Сталин как Борман: очень работоспособный бюрократ, который не играл большой роли в кровавых акциях в России после Октябрьской революции, как и до нее, конечно. Этот комплекс неполноценности определялся осознанием того, что его презирают истинные революционеры; более того, они порочат его и, страшно сказать, мечтают о его устранении. Сталин, бывший, по сути, террористом и заговорщиком, был чрезвычайно напуган: ведь другие пытались сделать с ним то, что он столь успешно проделывал сам. Учтите еще, что почти все лидеры большевистского движения, включая Ленина, были евреями или частично евреями или были женаты на еврейках. Как грузин, Сталин ненавидел евреев; впрочем, должен сказать, что он использовал их услуги, чтобы сломать хребет среднему классу.
Инспирировать его деятельность в этом направлении было не трудно, особенно в конце.

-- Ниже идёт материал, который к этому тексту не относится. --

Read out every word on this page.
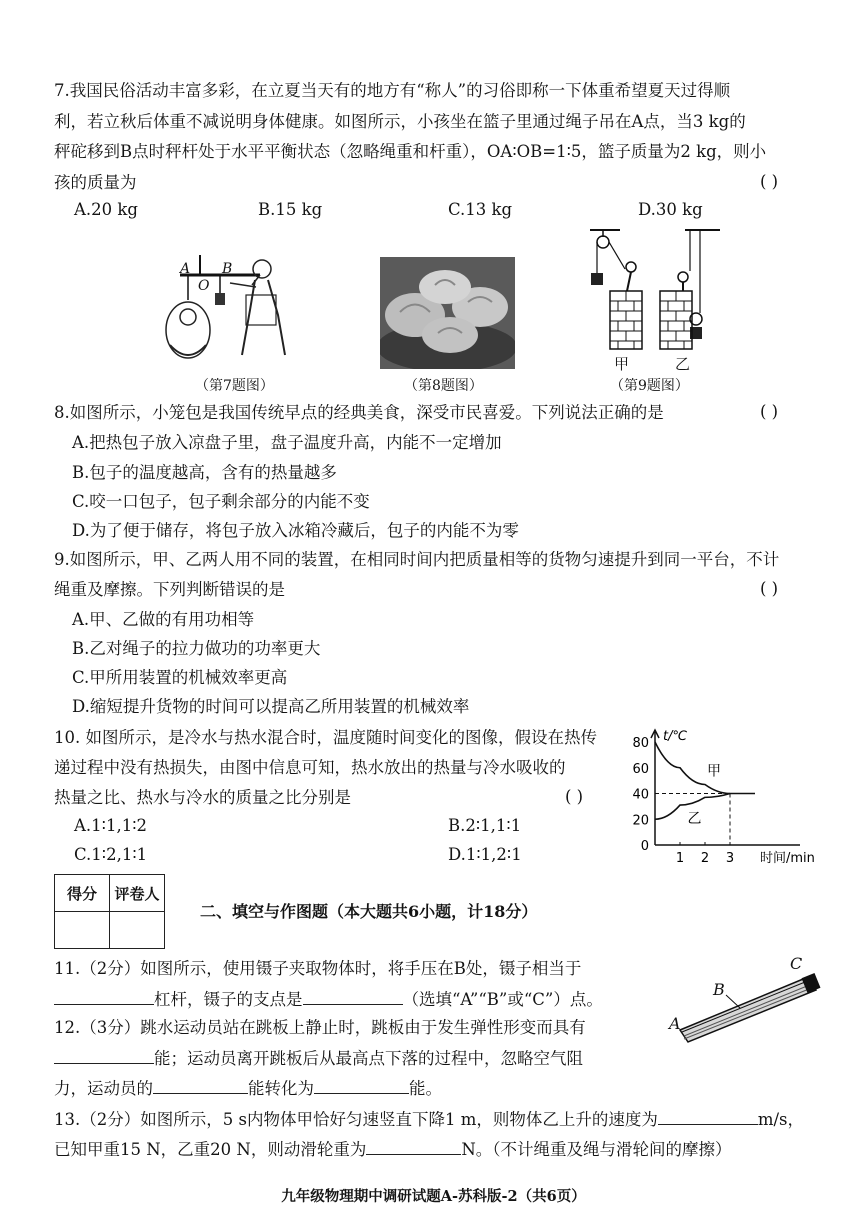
7.我国民俗活动丰富多彩，在立夏当天有的地方有“称人”的习俗即称一下体重希望夏天过得顺
利，若立秋后体重不减说明身体健康。如图所示，小孩坐在篮子里通过绳子吊在A点，当3 kg的
秤砣移到B点时秤杆处于水平平衡状态（忽略绳重和杆重），OA∶OB=1∶5，篮子质量为2 kg，则小
孩的质量为	( )
A.20 kg	B.15 kg	C.13 kg	D.30 kg
A B
O
（第7题图）	（第8题图）
甲	乙
（第9题图）
8.如图所示，小笼包是我国传统早点的经典美食，深受市民喜爱。下列说法正确的是	( )
A.把热包子放入凉盘子里，盘子温度升高，内能不一定增加
B.包子的温度越高，含有的热量越多
C.咬一口包子，包子剩余部分的内能不变
D.为了便于储存，将包子放入冰箱冷藏后，包子的内能不为零
9.如图所示，甲、乙两人用不同的装置，在相同时间内把质量相等的货物匀速提升到同一平台，不计
绳重及摩擦。下列判断错误的是	( )
A.甲、乙做的有用功相等
B.乙对绳子的拉力做功的功率更大
C.甲所用装置的机械效率更高
D.缩短提升货物的时间可以提高乙所用装置的机械效率
10. 如图所示，是冷水与热水混合时，温度随时间变化的图像，假设在热传
递过程中没有热损失，由图中信息可知，热水放出的热量与冷水吸收的
热量之比、热水与冷水的质量之比分别是	( )
A.1∶1,1∶2	B.2∶1,1∶1
C.1∶2,1∶1	D.1∶1,2∶1	0
20
40
60
80
1 2 3
t/℃
时间/min
甲
乙
得分	评卷人

二、填空与作图题（本大题共6小题，计18分）
11.（2分）如图所示，使用镊子夹取物体时，将手压在B处，镊子相当于
杠杆，镊子的支点是	（选填“A”“B”或“C”）点。
C
B
A
12.（3分）跳水运动员站在跳板上静止时，跳板由于发生弹性形变而具有
能；运动员离开跳板后从最高点下落的过程中，忽略空气阻
力，运动员的	能转化为	能。
13.（2分）如图所示，5 s内物体甲恰好匀速竖直下降1 m，则物体乙上升的速度为	m/s，
已知甲重15 N，乙重20 N，则动滑轮重为	N。（不计绳重及绳与滑轮间的摩擦）
九年级物理期中调研试题A-苏科版-2（共6页）
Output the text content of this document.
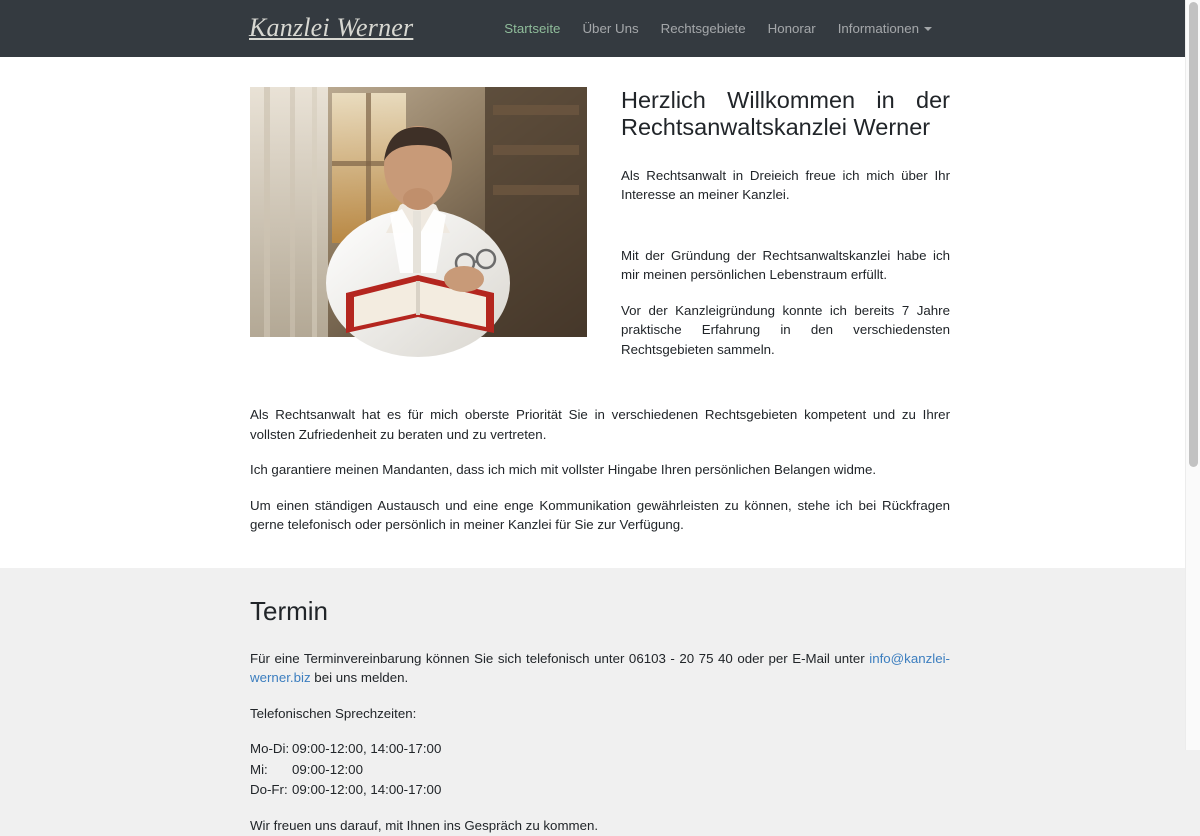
Kanzlei Werner	Startseite	Über Uns	Rechtsgebiete	Honorar	Informationen
Herzlich Willkommen in der Rechtsanwaltskanzlei Werner

Als Rechtsanwalt in Dreieich freue ich mich über Ihr Interesse an meiner Kanzlei.

Mit der Gründung der Rechtsanwaltskanzlei habe ich mir meinen persönlichen Lebenstraum erfüllt.

Vor der Kanzleigründung konnte ich bereits 7 Jahre praktische Erfahrung in den verschiedensten Rechtsgebieten sammeln.

Als Rechtsanwalt hat es für mich oberste Priorität Sie in verschiedenen Rechtsgebieten kompetent und zu Ihrer vollsten Zufriedenheit zu beraten und zu vertreten.

Ich garantiere meinen Mandanten, dass ich mich mit vollster Hingabe Ihren persönlichen Belangen widme.

Um einen ständigen Austausch und eine enge Kommunikation gewährleisten zu können, stehe ich bei Rückfragen gerne telefonisch oder persönlich in meiner Kanzlei für Sie zur Verfügung.

Termin

Für eine Terminvereinbarung können Sie sich telefonisch unter 06103 - 20 75 40 oder per E-Mail unter info@kanzlei-werner.biz bei uns melden.

Telefonischen Sprechzeiten:

Mo-Di: 09:00-12:00, 14:00-17:00
Mi:	09:00-12:00
Do-Fr: 09:00-12:00, 14:00-17:00

Wir freuen uns darauf, mit Ihnen ins Gespräch zu kommen.
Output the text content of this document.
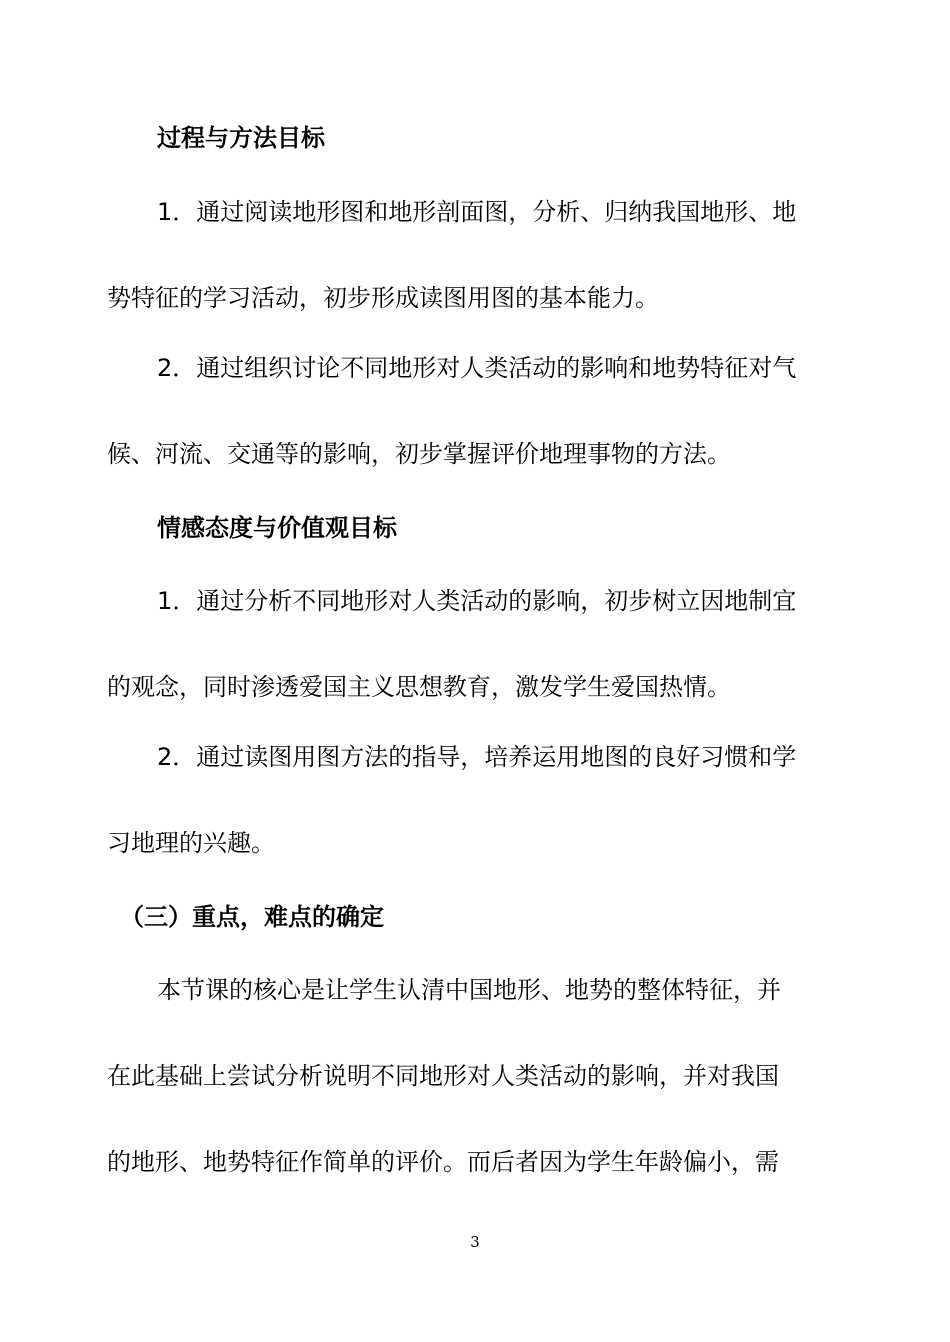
过程与方法目标
1．通过阅读地形图和地形剖面图，分析、归纳我国地形、地
势特征的学习活动，初步形成读图用图的基本能力。
2．通过组织讨论不同地形对人类活动的影响和地势特征对气
候、河流、交通等的影响，初步掌握评价地理事物的方法。
情感态度与价值观目标
1．通过分析不同地形对人类活动的影响，初步树立因地制宜
的观念，同时渗透爱国主义思想教育，激发学生爱国热情。
2．通过读图用图方法的指导，培养运用地图的良好习惯和学
习地理的兴趣。
（三）重点，难点的确定
本节课的核心是让学生认清中国地形、地势的整体特征，并
在此基础上尝试分析说明不同地形对人类活动的影响，并对我国
的地形、地势特征作简单的评价。而后者因为学生年龄偏小，需
3
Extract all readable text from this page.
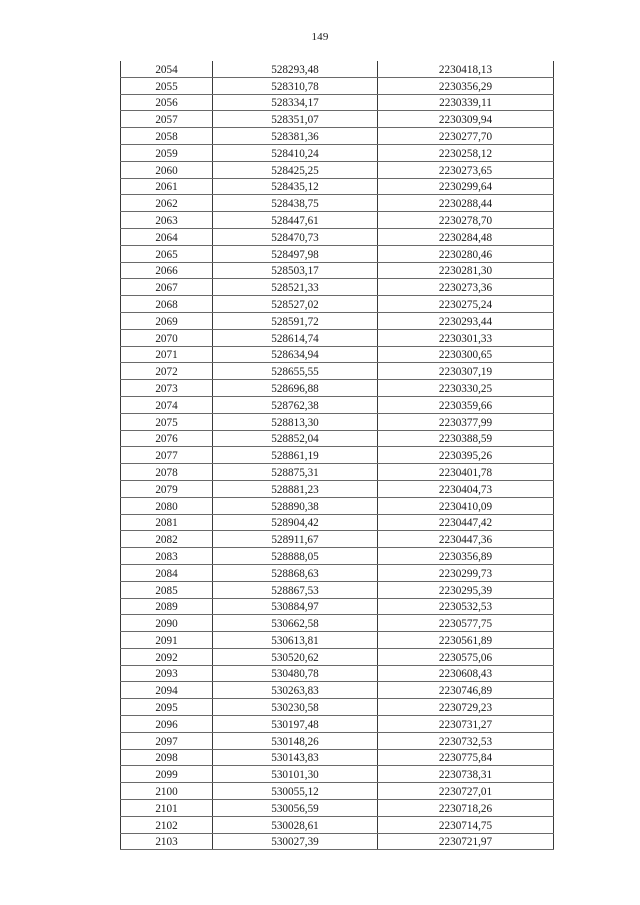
149
2054	528293,48	2230418,13
2055	528310,78	2230356,29
2056	528334,17	2230339,11
2057	528351,07	2230309,94
2058	528381,36	2230277,70
2059	528410,24	2230258,12
2060	528425,25	2230273,65
2061	528435,12	2230299,64
2062	528438,75	2230288,44
2063	528447,61	2230278,70
2064	528470,73	2230284,48
2065	528497,98	2230280,46
2066	528503,17	2230281,30
2067	528521,33	2230273,36
2068	528527,02	2230275,24
2069	528591,72	2230293,44
2070	528614,74	2230301,33
2071	528634,94	2230300,65
2072	528655,55	2230307,19
2073	528696,88	2230330,25
2074	528762,38	2230359,66
2075	528813,30	2230377,99
2076	528852,04	2230388,59
2077	528861,19	2230395,26
2078	528875,31	2230401,78
2079	528881,23	2230404,73
2080	528890,38	2230410,09
2081	528904,42	2230447,42
2082	528911,67	2230447,36
2083	528888,05	2230356,89
2084	528868,63	2230299,73
2085	528867,53	2230295,39
2089	530884,97	2230532,53
2090	530662,58	2230577,75
2091	530613,81	2230561,89
2092	530520,62	2230575,06
2093	530480,78	2230608,43
2094	530263,83	2230746,89
2095	530230,58	2230729,23
2096	530197,48	2230731,27
2097	530148,26	2230732,53
2098	530143,83	2230775,84
2099	530101,30	2230738,31
2100	530055,12	2230727,01
2101	530056,59	2230718,26
2102	530028,61	2230714,75
2103	530027,39	2230721,97
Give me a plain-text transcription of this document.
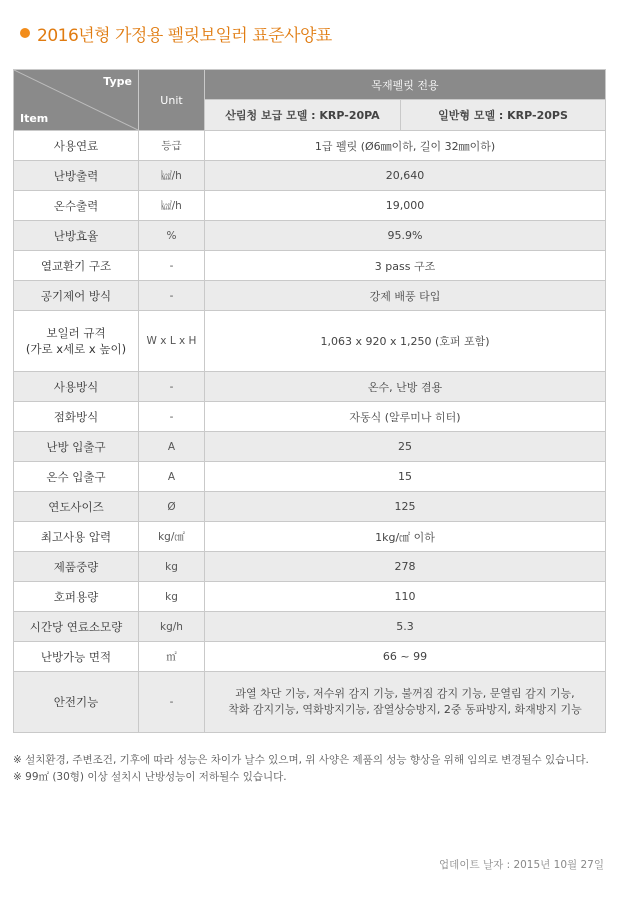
2016년형 가정용 펠릿보일러 표준사양표
Type
Item	Unit	목재펠릿 전용	
		산림청 보급 모델 : KRP-20PA	일반형 모델 : KRP-20PS
사용연료	등급	1급 펠릿 (Ø6㎜이하, 길이 32㎜이하)	
난방출력	㎉/h	20,640	
온수출력	㎉/h	19,000	
난방효율	%	95.9%	
열교환기 구조	-	3 pass 구조	
공기제어 방식	-	강제 배풍 타입	
보일러 규격
(가로 x세로 x 높이)	W x L x H	1,063 x 920 x 1,250 (호퍼 포함)	
사용방식	-	온수, 난방 겸용	
점화방식	-	자동식 (알루미나 히터)	
난방 입출구	A	25	
온수 입출구	A	15	
연도사이즈	Ø	125	
최고사용 압력	kg/㎠	1kg/㎠ 이하	
제품중량	kg	278	
호퍼용량	kg	110	
시간당 연료소모량	kg/h	5.3	
난방가능 면적	㎡	66 ~ 99	
안전기능	-	과열 차단 기능, 저수위 감지 기능, 불꺼짐 감지 기능, 문열림 감지 기능,
착화 감지기능, 역화방지기능, 잠열상승방지, 2중 동파방지, 화재방지 기능	
※ 설치환경, 주변조건, 기후에 따라 성능은 차이가 날수 있으며, 위 사양은 제품의 성능 향상을 위해 임의로 변경될수 있습니다.
※ 99㎡ (30형) 이상 설치시 난방성능이 저하될수 있습니다.
업데이트 날자 : 2015년 10월 27일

Я был одним из тех, кто делал это.
С. Вы?
М. Да, я. Подготовительная работа с целью внедрения идеи большой чистки в сознание Сталина была уже проведена, но я был единственным, кто мягко подтолкнул его с обрыва. И он продолжает лететь, даже сегодня.
С. Я искренне надеюсь, что вы удостоите нас более полных сведений в этом вопросе. Впрочем, я слышал, что Гейдрих изготовил несколько поддельных писем от имени маршала Тухачевского, в которых говорилось о путче, который может состояться в недалеком будущем. Но никто сейчас не думает, что Сталин верил этим грубым подделкам, он, кажется, задолго до этих фальшивок планировал провести чистку высшего командного состава Красной Армии.
M. Он мог рассматривать их как потенциально опасных для себя, но позвольте мне сказать, что Гейдрих не просто представил несколько фальшивых писем… речь идет о сотнях документов, и Сталин несомненно верил им, так как я убедил его, что они имеют прямое отношение к нему лично. У нас есть время, прежде чем мы закончим на сегодня и будем одеваться к ужину. Мы должны обсудить американские выборы или должны обсудить товарища Иосифа?
С. Одно в будущем, другое – в прошлом. Почему бы не последнее?
М. В самом деле, почему бы нет. Больше карандашей, мой дорогой, потому что они вам определенно понадобятся. Разрешите мне просветить вас по поводу моей первой и, возможно, самой лучшей операции против коммунистов. И я очень горд результатами хотя бы как представитель цивилизованного общества. Я должен признаться в частной беседе, что даже был шокирован результатами. Это как пнуть небольшой камешек с горы и обнаружить, что это положило начало лавине, под обломками которой погребенными под тридцатью футами камней оказались два города, железнодорожная станция, шестнадцать пивных баров и монастырь.
Очень хорошо. Начинать всегда нелегко, и я не буду рассказывать вам длинную историю о радикальном движении в империалистической России, но начну с современной истории и моих собственных действий.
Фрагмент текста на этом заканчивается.